The set smelled of smoke before anyone called cut. I watched footage where one actor moved through the same space twice, and the room held its breath. You feel the rules of filmmaking bending in that moment.
I watched the new io9 video and I want to tell you what it means for Sinners‘s Oscar push. You already know Ryan Coogler and Michael B. Jordan have momentum—16 nominations, a surprise SAG Best Actor win, and the film itself taking the SAG top prize—but the tech story in that clip might change how voters and viewers weigh this movie.
The roof burned for real—what that taught me about practical versus digital effects
On set, a roof actually burned while cameras rolled. That single choice anchors the film in tactile danger and gives the VFX team real reference to match.
I’ve seen movies lean entirely on CGI; Sinners mixes old-school muscle with modern tools. The footage shows crews using motion-control rigs and plate photography alongside live flame, then stitching those elements so you never notice the seam. The camera gear—ARRI and RED workflows mixed with precision rigs—served as the spine for the trickier shots. The rig was a Swiss watch, all gears and timing.
How were the visual effects in Sinners created?
The io9 feature lays out a clear workflow: capture practical elements (like a burning roof and on-set stunts), record multiple performances of Michael B. Jordan playing Smoke and Stack, then use controlled camera moves and motion control to lock elements together. On-set reference passes, HDR lighting captures, and timecode-accurate plates give VFX artists the maps they need. Editors then cut between raw footage and finished frames to show what was built by hand and what was completed in post.
The camera was rewritten—why Michael B. Jordan playing two roles matters here
On set, the same man had to occupy two positions in the same frame, and that forced engineers to rethink techniques.
You might assume they shot the actor twice and composited him, but the video reveals more ambitious engineering. Motion-control rigs and synchronized takes allowed performances to interact in ways that feel lived-in. Camera teams, performance supervisors, and VFX artists all had to speak the same technical language—timecode, tracking markers, and reference plates—to keep emotional beats intact.
The cut between raw flame and finished frame sells the trick
On set, editors showed the burning roof next to the polished shot to prove the magic.
That little inset edit—real flame beside final color and CGI cleanup—does two things: it creates trust and it stakes a claim for craft. The edits are a scalpel, slicing real flame into cinematic anatomy. Showing the before-and-after is a smart political play for awards voters who prize craftsmanship and realism.
Will Sinners win Best Visual Effects at the Oscars?
Short answer: it has a credible case. Academy voters reward ingenuity and craftsmanship, and the film combines practical danger, inventive camera work, and careful post-production.
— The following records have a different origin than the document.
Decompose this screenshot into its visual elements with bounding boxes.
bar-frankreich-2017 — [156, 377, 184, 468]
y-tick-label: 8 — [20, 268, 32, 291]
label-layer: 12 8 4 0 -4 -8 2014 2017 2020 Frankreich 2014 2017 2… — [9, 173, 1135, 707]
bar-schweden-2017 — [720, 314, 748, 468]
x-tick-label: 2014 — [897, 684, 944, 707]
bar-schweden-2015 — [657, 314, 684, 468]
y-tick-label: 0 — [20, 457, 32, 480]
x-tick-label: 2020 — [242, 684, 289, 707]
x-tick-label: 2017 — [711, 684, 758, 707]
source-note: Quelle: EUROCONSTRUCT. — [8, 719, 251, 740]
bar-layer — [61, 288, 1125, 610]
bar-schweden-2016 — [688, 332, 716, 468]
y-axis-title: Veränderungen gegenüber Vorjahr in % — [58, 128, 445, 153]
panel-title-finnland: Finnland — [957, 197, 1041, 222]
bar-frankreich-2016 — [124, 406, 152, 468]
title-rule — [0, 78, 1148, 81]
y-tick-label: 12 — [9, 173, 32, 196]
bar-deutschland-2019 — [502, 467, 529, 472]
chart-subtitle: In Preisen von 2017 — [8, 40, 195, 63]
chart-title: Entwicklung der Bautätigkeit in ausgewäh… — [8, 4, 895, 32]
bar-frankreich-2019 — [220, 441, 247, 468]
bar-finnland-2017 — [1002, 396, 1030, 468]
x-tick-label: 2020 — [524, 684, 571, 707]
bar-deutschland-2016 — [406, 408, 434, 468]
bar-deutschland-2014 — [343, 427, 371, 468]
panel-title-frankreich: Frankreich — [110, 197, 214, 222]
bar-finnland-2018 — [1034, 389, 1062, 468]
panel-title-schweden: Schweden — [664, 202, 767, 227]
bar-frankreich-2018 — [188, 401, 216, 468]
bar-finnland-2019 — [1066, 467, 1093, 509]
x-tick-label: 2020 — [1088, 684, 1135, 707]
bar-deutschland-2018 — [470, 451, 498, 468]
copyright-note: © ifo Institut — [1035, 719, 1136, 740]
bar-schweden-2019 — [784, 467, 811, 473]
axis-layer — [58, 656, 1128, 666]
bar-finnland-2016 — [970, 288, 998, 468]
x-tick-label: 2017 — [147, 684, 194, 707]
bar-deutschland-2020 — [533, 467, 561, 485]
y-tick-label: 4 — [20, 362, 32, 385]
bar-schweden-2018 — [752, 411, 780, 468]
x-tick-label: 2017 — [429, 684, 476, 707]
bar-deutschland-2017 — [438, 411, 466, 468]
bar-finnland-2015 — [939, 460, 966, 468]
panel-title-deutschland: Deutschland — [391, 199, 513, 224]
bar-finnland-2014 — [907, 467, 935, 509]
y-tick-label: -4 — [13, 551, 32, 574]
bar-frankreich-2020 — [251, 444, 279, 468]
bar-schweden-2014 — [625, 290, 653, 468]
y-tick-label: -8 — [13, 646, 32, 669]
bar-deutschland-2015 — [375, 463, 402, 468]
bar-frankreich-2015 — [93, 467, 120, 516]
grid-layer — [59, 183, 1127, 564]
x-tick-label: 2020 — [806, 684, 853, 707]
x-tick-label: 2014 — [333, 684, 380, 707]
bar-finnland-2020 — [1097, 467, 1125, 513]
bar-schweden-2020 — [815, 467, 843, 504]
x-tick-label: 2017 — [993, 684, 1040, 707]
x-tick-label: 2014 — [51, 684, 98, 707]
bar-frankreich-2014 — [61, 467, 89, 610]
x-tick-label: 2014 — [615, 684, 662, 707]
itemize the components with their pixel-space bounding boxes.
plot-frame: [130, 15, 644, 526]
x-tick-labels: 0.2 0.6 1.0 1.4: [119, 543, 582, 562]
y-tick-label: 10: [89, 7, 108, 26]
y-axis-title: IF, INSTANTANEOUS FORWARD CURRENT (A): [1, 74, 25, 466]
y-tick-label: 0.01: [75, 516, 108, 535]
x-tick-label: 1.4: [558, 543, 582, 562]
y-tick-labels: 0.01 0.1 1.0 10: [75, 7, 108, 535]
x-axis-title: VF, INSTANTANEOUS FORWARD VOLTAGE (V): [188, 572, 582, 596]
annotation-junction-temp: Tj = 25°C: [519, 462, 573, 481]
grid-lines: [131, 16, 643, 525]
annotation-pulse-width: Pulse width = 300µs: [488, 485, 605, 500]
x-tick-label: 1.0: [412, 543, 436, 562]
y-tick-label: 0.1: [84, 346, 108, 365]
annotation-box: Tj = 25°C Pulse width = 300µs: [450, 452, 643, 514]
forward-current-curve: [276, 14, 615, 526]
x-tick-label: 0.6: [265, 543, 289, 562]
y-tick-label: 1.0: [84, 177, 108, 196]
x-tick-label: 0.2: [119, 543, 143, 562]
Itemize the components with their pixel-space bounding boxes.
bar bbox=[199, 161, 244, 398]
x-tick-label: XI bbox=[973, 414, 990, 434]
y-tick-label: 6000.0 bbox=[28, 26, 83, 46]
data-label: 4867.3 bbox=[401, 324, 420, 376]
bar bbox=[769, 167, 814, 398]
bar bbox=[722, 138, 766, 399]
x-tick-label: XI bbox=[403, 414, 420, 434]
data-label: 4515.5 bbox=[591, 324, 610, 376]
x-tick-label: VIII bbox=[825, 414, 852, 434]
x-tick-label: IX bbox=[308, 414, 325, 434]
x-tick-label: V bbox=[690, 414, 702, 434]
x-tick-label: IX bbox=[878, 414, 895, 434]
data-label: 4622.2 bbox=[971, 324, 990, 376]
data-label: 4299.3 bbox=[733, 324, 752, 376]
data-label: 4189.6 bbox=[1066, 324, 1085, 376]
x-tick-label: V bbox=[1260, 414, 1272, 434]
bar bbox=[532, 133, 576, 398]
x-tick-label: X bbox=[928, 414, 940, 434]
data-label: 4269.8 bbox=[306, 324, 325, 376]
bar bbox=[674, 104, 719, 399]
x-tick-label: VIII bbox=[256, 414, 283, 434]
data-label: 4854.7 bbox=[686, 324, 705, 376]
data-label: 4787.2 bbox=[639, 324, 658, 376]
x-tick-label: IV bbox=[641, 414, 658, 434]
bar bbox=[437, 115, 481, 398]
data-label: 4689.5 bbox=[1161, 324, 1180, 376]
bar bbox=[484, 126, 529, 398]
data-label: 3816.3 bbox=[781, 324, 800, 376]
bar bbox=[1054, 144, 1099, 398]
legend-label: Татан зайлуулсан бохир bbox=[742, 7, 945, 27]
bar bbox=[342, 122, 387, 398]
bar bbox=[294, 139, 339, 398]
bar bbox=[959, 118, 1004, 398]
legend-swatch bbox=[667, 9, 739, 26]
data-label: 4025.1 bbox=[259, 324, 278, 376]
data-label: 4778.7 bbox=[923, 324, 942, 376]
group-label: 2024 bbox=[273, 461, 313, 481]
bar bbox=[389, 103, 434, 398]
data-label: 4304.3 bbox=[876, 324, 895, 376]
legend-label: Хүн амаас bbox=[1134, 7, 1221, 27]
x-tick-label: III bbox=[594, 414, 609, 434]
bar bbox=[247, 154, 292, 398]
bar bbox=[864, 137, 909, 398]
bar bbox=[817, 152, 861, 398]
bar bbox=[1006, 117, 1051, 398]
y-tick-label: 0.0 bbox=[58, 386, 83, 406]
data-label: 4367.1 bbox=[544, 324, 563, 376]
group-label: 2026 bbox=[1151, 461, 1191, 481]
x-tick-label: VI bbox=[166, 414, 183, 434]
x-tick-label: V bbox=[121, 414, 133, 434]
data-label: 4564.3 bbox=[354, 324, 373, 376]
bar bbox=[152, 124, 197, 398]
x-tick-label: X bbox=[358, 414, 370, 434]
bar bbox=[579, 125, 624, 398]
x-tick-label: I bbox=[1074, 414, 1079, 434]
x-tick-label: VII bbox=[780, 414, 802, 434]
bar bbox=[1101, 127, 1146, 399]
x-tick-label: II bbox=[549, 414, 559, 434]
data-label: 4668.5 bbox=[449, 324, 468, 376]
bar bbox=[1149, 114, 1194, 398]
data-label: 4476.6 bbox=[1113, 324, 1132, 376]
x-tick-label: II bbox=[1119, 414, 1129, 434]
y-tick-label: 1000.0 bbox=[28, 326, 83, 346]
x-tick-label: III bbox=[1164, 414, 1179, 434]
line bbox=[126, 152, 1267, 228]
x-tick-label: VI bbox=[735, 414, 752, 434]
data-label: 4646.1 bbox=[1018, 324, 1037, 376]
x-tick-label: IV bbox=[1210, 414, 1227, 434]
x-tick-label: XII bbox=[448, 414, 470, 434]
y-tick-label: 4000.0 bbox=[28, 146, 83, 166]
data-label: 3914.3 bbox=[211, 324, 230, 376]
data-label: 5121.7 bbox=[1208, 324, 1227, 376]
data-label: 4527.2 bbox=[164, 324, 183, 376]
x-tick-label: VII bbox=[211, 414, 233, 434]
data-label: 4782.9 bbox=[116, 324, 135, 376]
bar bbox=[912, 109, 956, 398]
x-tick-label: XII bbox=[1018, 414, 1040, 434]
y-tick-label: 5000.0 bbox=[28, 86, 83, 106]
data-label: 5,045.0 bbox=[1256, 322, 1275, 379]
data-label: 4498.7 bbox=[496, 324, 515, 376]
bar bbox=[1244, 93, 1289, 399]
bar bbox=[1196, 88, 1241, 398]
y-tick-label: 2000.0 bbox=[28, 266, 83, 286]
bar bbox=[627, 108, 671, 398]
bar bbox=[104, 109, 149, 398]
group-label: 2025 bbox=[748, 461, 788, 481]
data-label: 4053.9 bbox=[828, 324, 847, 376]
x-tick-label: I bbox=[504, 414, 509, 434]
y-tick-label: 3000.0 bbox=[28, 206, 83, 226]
But the category is competitive; massive spectacle films often dominate. If the Academy values invisible work that supports acting and story, Sinners could defy expectations.
The momentum is real—why the timing matters for March 15
On awards night, a small swing in narrative can tip the balance between wins and near-misses.
HBO Max streaming presence, a SAG victory for Michael B. Jordan, and the io9 piece circulating now all add narrative weight. Voters see a film that not only earned 16 nominations but can point to tangible innovations on set. You and I both know momentum feeds momentum—press coverage and behind-the-scenes proof can turn curiosity into votes.
If you want to judge for yourself, the io9 video is worth watching despite the awkward Jimmy Fallon clip at the start; it explains why the film’s visual effects argument isn’t just flash. Sinners is streaming on HBO Max and the Oscars air March 15—how many of its 16 nominations do you think it will actually take home?